Trib+Water: What are some possible solutions, looking forward?

Romans: I always point to the small changes that add up to significant water savings. Water conservation is a big piece of the solution. Central Texans still use about 50-60 percent of potable water on their gardens and lawns. Using alternative water sources, including rainwater harvesting, is an easy solution.

We work with a range of people, from those who are very informed about innovative water technology like rainwater harvesting to those who have never heard of that as option. Rainwater harvesting is becoming more and more common in the Hill Country, particularly as we see new developments coming in, that are looking for ways to minimize their impact on groundwater and surface water resources.

Trib+Water: What exactly is rainwater harvesting?

Romans: Rainwater harvesting is an age-old technology of capturing rainwater off of the rooftops of existing homes and buildings. Across Hill Country, landowners are using this to water their gardens. We’re increasingly seeing homes that have rainwater harvesting systems large enough to supply all water needed for in-home use. If you have the right size rainwater harvesting system you can secure a water supply, even in times of drought.

Trib+Water: Can you speak to the scale of rainwater harvesting in Hill Country?

Romans: Rainwater harvesting is increasingly common in Hill Country, but there are not great figures out there on what percentage of homes are reliant on it as a main source of water. But we are seeing cities and even counties incentivizing rainwater harvesting systems through rebate programs and financial incentives.

Trib+Water: What costs are associated with rainwater harvesting?

Romans: Just as you would have costs to drill a well, there are those initial installation costs for creating a rainwater harvesting system. But often times, people find the water quality of rainwater is higher and the sustainability of the water is greater so it ends up being worth the investment in the long run.

Trib+Water: What are some of the innovative conversations happening in the Hill Country around water?

Romans: There’s a great amount of research going on to better understand the connection between groundwater and surface water in Hill Country. A lot of this work is driven by The Meadows Center for Water and the Environment. That’s going to be critical in raising the public's awareness of interconnectedness of those two resources.

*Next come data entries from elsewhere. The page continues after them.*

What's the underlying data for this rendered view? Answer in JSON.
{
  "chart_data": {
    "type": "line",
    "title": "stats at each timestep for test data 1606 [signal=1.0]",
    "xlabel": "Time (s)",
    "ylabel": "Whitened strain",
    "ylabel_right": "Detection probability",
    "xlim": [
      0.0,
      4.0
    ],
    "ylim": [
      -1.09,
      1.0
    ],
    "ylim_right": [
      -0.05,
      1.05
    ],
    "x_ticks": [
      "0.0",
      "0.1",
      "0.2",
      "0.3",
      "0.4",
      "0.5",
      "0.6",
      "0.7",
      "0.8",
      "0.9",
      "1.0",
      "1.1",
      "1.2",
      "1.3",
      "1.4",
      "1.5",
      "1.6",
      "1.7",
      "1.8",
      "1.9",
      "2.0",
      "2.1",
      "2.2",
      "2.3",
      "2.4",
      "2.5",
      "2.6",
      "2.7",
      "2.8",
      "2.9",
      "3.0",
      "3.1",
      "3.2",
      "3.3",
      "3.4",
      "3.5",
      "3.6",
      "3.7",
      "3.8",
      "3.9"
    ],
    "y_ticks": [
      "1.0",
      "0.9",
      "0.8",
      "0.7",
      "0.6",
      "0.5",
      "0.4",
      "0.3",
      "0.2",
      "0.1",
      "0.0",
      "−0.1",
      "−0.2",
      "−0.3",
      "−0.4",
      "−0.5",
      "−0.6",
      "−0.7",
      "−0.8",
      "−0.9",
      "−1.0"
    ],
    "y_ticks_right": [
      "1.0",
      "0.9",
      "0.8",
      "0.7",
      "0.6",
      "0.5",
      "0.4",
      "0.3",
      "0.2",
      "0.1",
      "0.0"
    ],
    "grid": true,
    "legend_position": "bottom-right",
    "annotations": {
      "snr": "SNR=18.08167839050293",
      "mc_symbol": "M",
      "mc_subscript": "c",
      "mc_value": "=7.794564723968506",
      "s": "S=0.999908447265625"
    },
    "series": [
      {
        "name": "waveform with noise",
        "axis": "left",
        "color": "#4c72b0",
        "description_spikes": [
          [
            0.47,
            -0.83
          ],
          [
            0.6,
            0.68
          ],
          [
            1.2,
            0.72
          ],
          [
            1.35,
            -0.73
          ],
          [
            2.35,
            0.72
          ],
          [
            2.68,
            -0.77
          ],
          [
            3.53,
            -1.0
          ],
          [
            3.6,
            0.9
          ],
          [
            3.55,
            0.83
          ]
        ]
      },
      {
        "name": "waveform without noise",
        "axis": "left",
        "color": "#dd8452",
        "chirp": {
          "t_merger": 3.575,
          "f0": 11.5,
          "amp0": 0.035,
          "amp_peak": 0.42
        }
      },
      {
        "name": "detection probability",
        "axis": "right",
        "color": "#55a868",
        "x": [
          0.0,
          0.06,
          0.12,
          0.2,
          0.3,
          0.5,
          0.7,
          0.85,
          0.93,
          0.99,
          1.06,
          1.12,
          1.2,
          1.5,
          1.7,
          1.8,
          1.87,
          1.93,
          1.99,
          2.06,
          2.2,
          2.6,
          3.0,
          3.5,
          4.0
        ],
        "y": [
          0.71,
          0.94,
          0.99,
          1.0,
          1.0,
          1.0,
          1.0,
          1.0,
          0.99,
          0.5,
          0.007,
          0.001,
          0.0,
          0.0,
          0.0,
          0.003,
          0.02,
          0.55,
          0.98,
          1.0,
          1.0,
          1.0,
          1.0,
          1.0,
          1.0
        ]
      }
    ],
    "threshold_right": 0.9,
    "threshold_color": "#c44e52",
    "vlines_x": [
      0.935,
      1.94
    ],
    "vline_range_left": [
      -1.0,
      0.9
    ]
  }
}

One innovative conversation happening is driven by the Texas Agricultural Land Trust, which has initiated a campaign called “No Land No Water,” that addresses the importance of protecting open spaces for maintaining water resources.

An often overlooked piece of the water puzzle is how we protect our open spaces, working ranch lands and unpaved areas. Those provide an incredible soft infrastructure in their ability to slow, spread and sink rainwater.

The fundamental goal is to maintain healthy landscapes that can capture and retain rainwater, so that we can recharge our aquifers, feed our creeks, rivers and lakes and really hold water on the land.

Trib+Water: What do you suggest lawmakers do with regards to water conservation and resources?

Romans: This session, we’re keeping a close eye out for bills with an impact on Hill Country and its water resources. It’s a little early to say what water bills will be on top but one bill we are supportive of was introduced by (state) Rep. Jason Isaac and would allow county appraisal districts the ability to give a tax abatement for the increase in property values when a person or business installs a rainwater harvesting system.

We’re also really excited about the funding for the Texas Farm and Ranch Lands Conservation Program. That’s a program run through Texas Parks and Wildlife, which provides resources to permanently protect open spaces and working ranch lands.

Trib+Water: Why are water resources in Hill Country important?

Romans: I always like to say the heart of Texas beats in the Hill Country and that is more true of water than any other issue. There are 13 rivers with their headwaters in the Hill Country that feed not only the farms and ranches in the rural portions of region but also sustain the millions of residents of Austin, San Antonio and the I-35 corridor, and downstream residents. Environmental flows that sustain the bays and estuaries of the Gulf Coast also originate in Hill Country.